2016: The year's biggest Army Technology stories
Obama unveiled new executive action to reduce gun violence, Australia planned to invest $195bn in military acquisition, and the US Department of Defense (DoD) approved the landmark decision to open all US military combat positions for women. Army-technology.com wraps up the key headlines from 2016.
US President Barack Obama introduced a new gun control strategy to curb violence in the nation.
More than 30,000 deaths are recorded in the US each year as a result of gun violence, while more than 4 million Americans were victims of assaults, robberies, and other gun-related crimes in the last decade.
The new strategy adopted by the US Government recommended strictly organised background checks to be conducted by licensed sellers.
The Australian Department of Defence (DoD) released a white paper highlighting the government's $195bn investment plans for the country's defence capabilities over the coming decade.
The country decided to increase the Australian Defence Force's (ADF) workforce to approximately 62,400.
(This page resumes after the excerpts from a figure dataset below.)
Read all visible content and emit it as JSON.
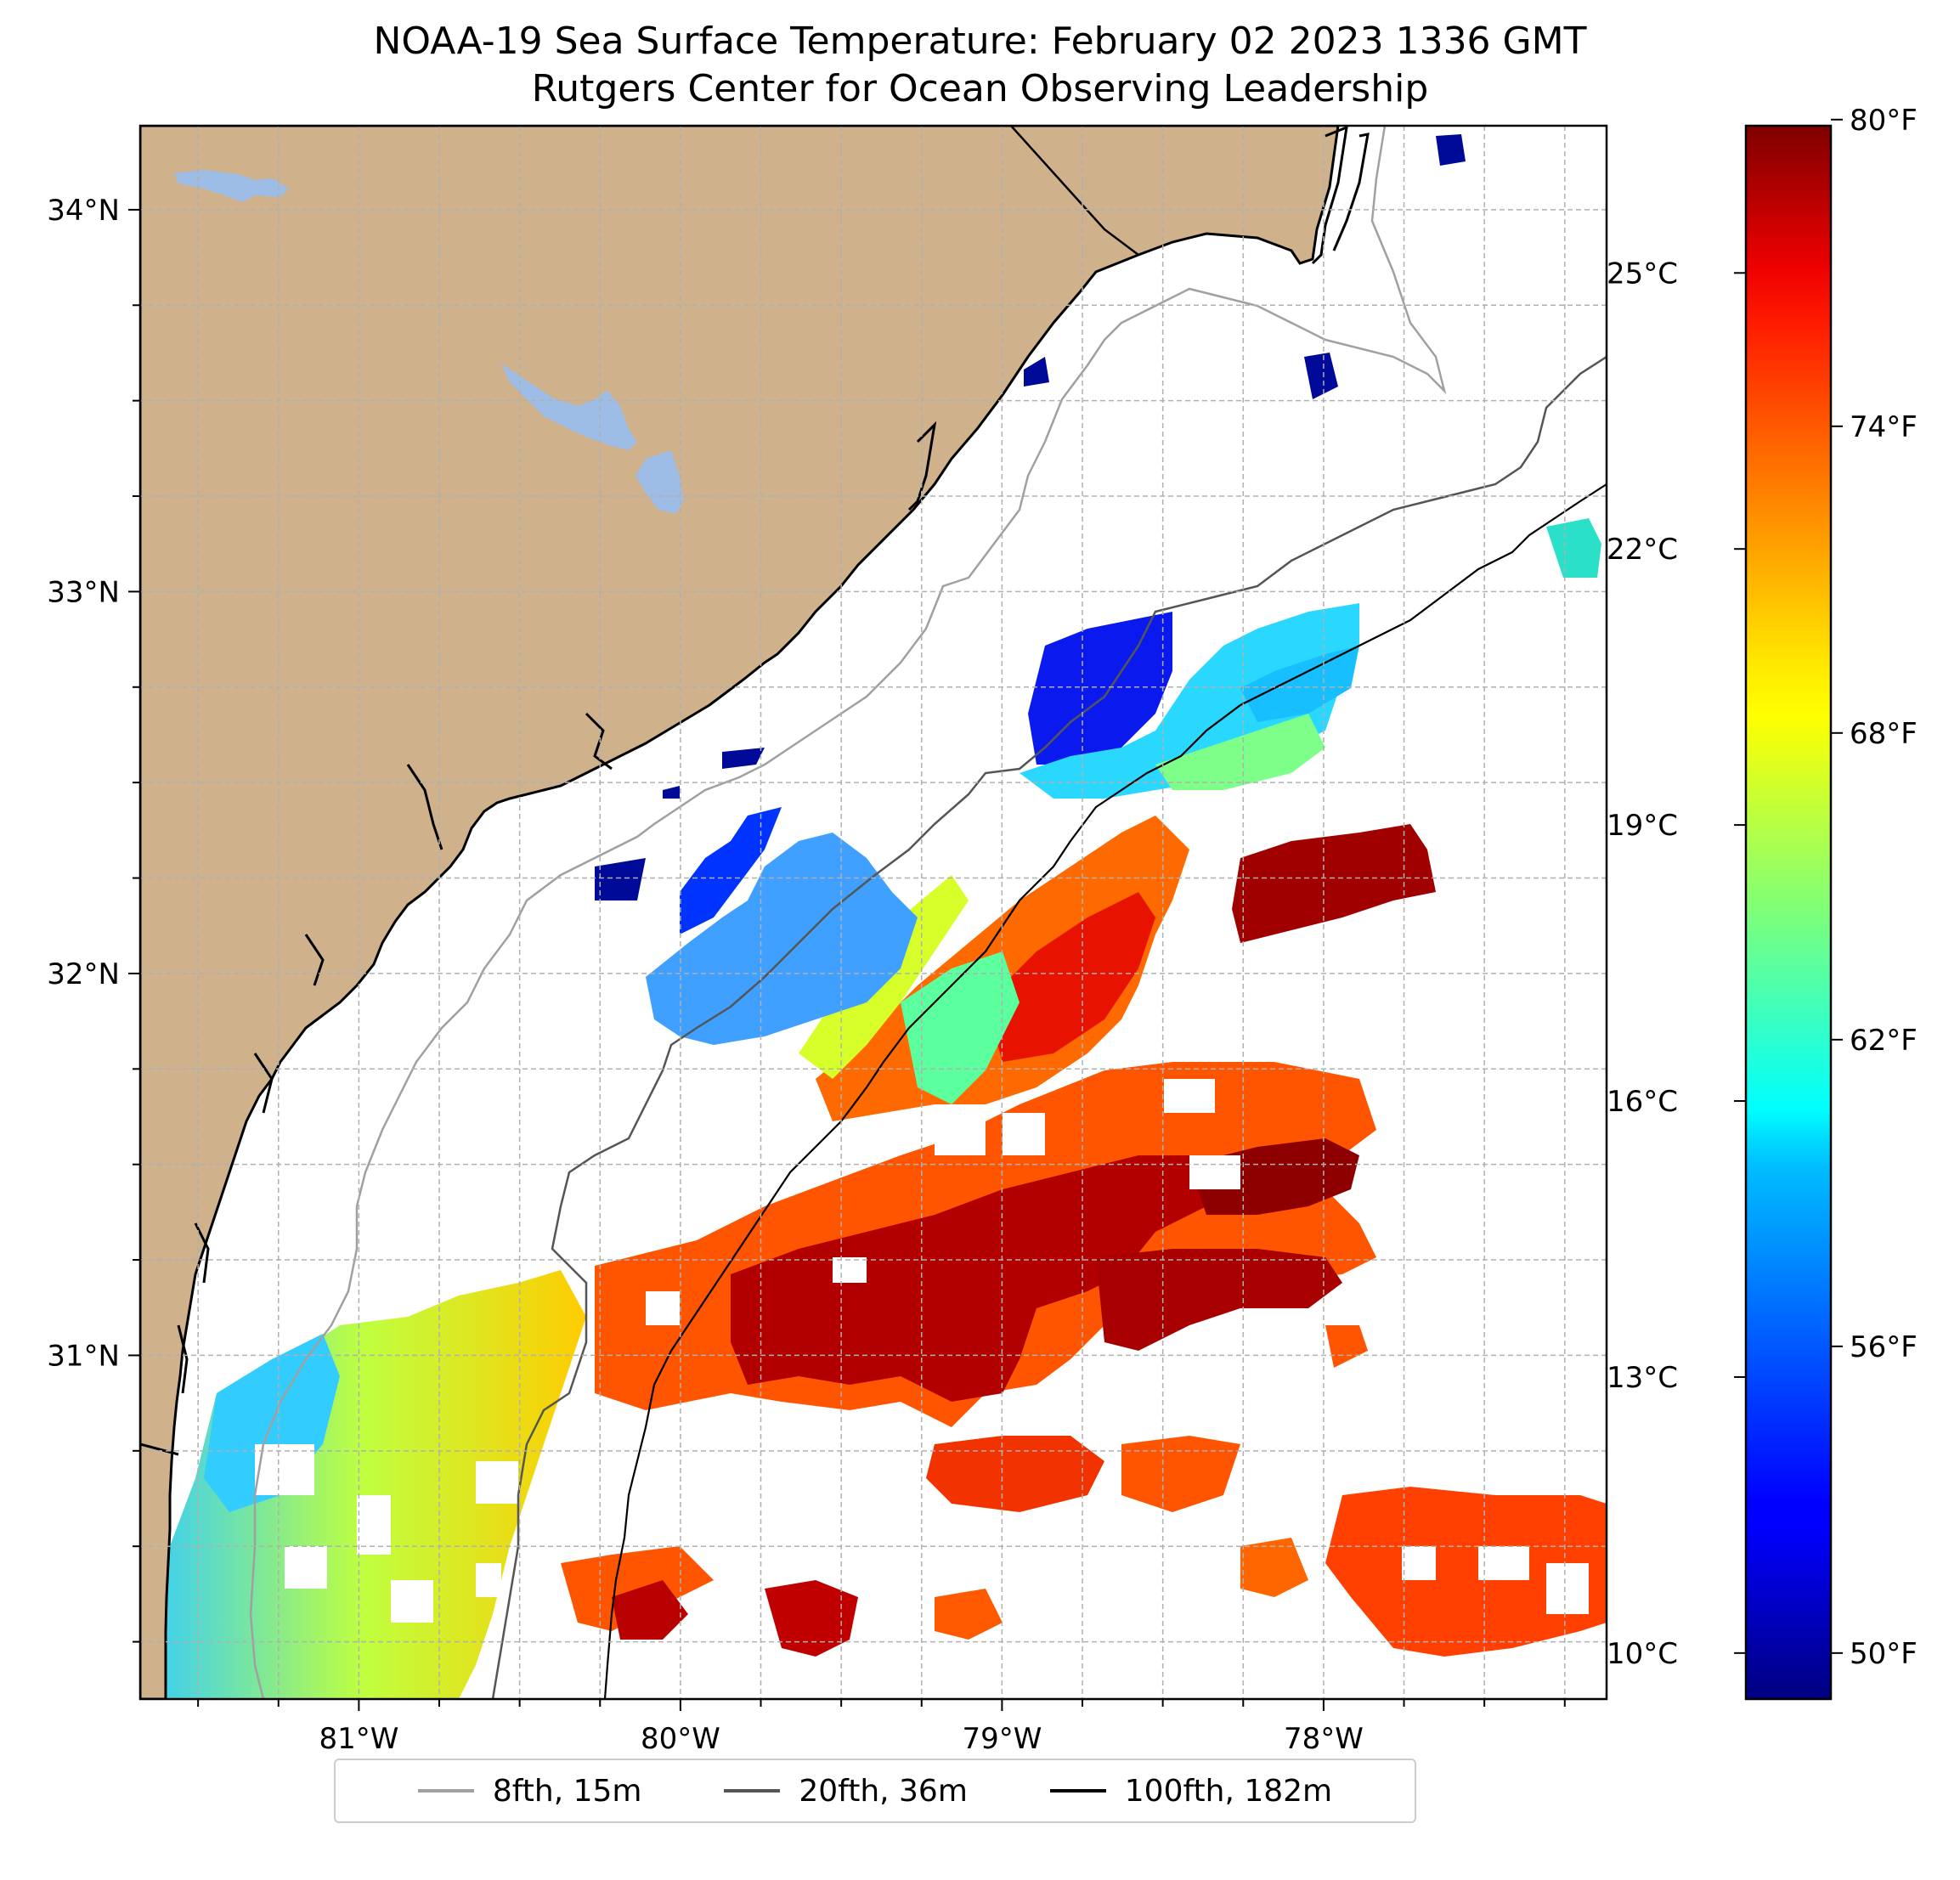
{
  "title": "NOAA-19 Sea Surface Temperature: February 02 2023 1336 GMT",
  "subtitle": "Rutgers Center for Ocean Observing Leadership",
  "colors": {
    "land": "#cfb18b",
    "lakes": "#9dbce6",
    "contour_8fth": "#a0a0a0",
    "contour_20fth": "#555555",
    "contour_100fth": "#000000",
    "gridline": "#b0b0b0"
  },
  "map": {
    "lon_range": [
      -81.68,
      -77.12
    ],
    "lat_range": [
      30.1,
      34.22
    ],
    "lon_ticks": [
      {
        "value": -81,
        "label": "81°W"
      },
      {
        "value": -80,
        "label": "80°W"
      },
      {
        "value": -79,
        "label": "79°W"
      },
      {
        "value": -78,
        "label": "78°W"
      }
    ],
    "lat_ticks": [
      {
        "value": 34,
        "label": "34°N"
      },
      {
        "value": 33,
        "label": "33°N"
      },
      {
        "value": 32,
        "label": "32°N"
      },
      {
        "value": 31,
        "label": "31°N"
      }
    ]
  },
  "colorbar": {
    "colormap": "jet",
    "range_c": [
      9.5,
      26.6
    ],
    "celsius_ticks": [
      {
        "value": 10,
        "label": "10°C"
      },
      {
        "value": 13,
        "label": "13°C"
      },
      {
        "value": 16,
        "label": "16°C"
      },
      {
        "value": 19,
        "label": "19°C"
      },
      {
        "value": 22,
        "label": "22°C"
      },
      {
        "value": 25,
        "label": "25°C"
      }
    ],
    "fahrenheit_ticks": [
      {
        "value": 50,
        "label": "50°F"
      },
      {
        "value": 56,
        "label": "56°F"
      },
      {
        "value": 62,
        "label": "62°F"
      },
      {
        "value": 68,
        "label": "68°F"
      },
      {
        "value": 74,
        "label": "74°F"
      },
      {
        "value": 80,
        "label": "80°F"
      }
    ]
  },
  "legend": {
    "placement": "bottom-center",
    "items": [
      {
        "label": "8fth, 15m",
        "color": "#a0a0a0"
      },
      {
        "label": "20fth, 36m",
        "color": "#555555"
      },
      {
        "label": "100fth, 182m",
        "color": "#000000"
      }
    ]
  }
}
The Australian Army were to receive new equipment for soldiers and combat engineering, as well as a new generation of armoured combat reconnaissance and infantry fighting vehicles.
Pentagon Press Secretary Peter Cook said: "The Defense Secretary Ash Carter formally approved the final implementation plans prepared by the military services and US Special Operations Command to integrate women into all combat roles."
According to a statement released by the DoD, Carter said that the department must handle the change 'the right way, because the combat effectiveness of the world's finest fighting force is paramount'.
China reportedly test-fired a new variant of its 10,000km-range Dongfeng missile, near the disputed South China Sea.
Unidentified Pentagon officials were quoted by the Washington Free Beacon as saying that China tested its DF-41 missile with two vehicles.
According to the South China Morning Post, testing for the mobile intercontinental ballistic missile (ICBM) showed that China was reinforcing its nuclear deterrent.
US President Barack Obama lifted the ban on the sale of lethal weapons to Vietnam.
The move aimed to enhance defence cooperation between the two countries.
The New York Times quotes Obama as saying: "The decision to lift the ban was not based on China or any other considerations.
"It was based on our desire to complete what has been a lengthy process of moving toward normalisation with Vietnam."
The UK Ministry of Defence (MoD) asked Europe to increase its efforts against terrorism and migration.
UK Defence Secretary Michael Fallon confirmed the UK will play a proactive role in tackling security threats across the country.
Fallon said that the UK would work to address challenges ranging from mass migration to cyber-attacks.
The Turkish Armed Forces' failed to take control of the country by suspending the constitution.
The military tried to oust Turkish President Recep Tayyip Erdogan by allegedly planning assassinations and bomb attacks in the country, BBC reported.
The coup attempt failed after the military-imposed curfew was strongly opposed by the president's supporters.
The US Defense Security Cooperation Agency (DSCA) notified Congress of the $1.15bn potential sale of M1A2S Abrams main battle tanks (MBT) and M88Al/A2 heavy equipment recovery combat utility lift evacuation system (HERCULES) armoured recovery vehicles (ARV) to Saudi Arabia.
Under the sale, Saudi Arabia requested 153 M1Al/A2 tanks for conversion to 133 M1A2S Saudi Abrams configured MBTs, as well as 20 battle damage replacements, 20 M88A l/A2 Hercules ARVs and 169 AN/VAS-5 driver vision enhancer-Abrams (DVE-A).
The sale also covered 153 M2 .50-calibre machine guns, 266 7.62mm M240 machine guns, 153 M250 smoke grenade launchers, 133 AN/PVS-7B night vision devices, 4,256 rounds of M865 training ammunition, and 2,394 rounds of M831Al training ammunition.
BAE Systems launched its next-generation Bradley fighting vehicle prototype at the Association of the United States Army (AUSA) annual meeting in Washington, DC.
The new Bradley featured an upgraded turret, as well as suspension, targeting sensor and network connectivity improvements made during Engineering Change Proposal modernisation efforts.
The vehicle's suspension was upgraded to enhance its mobility for Armored Brigade Combat Team (ABCT) operations, according to the company.
The UK Government launched its new £1.9bn National Cyber Security Strategy, which set out decisive actions to protect the economy and encourage industries to avoid damaging cyber-attacks.
The new plan almost doubled the funding commitments of the first strategy, which ran from 2011, and outlined the way the UK will use automated defences to safeguard citizens and businesses against growing cyber threats.
This plan also supported the country’s growing cyber-security industry and proposed strategies to deter cyber-attacks.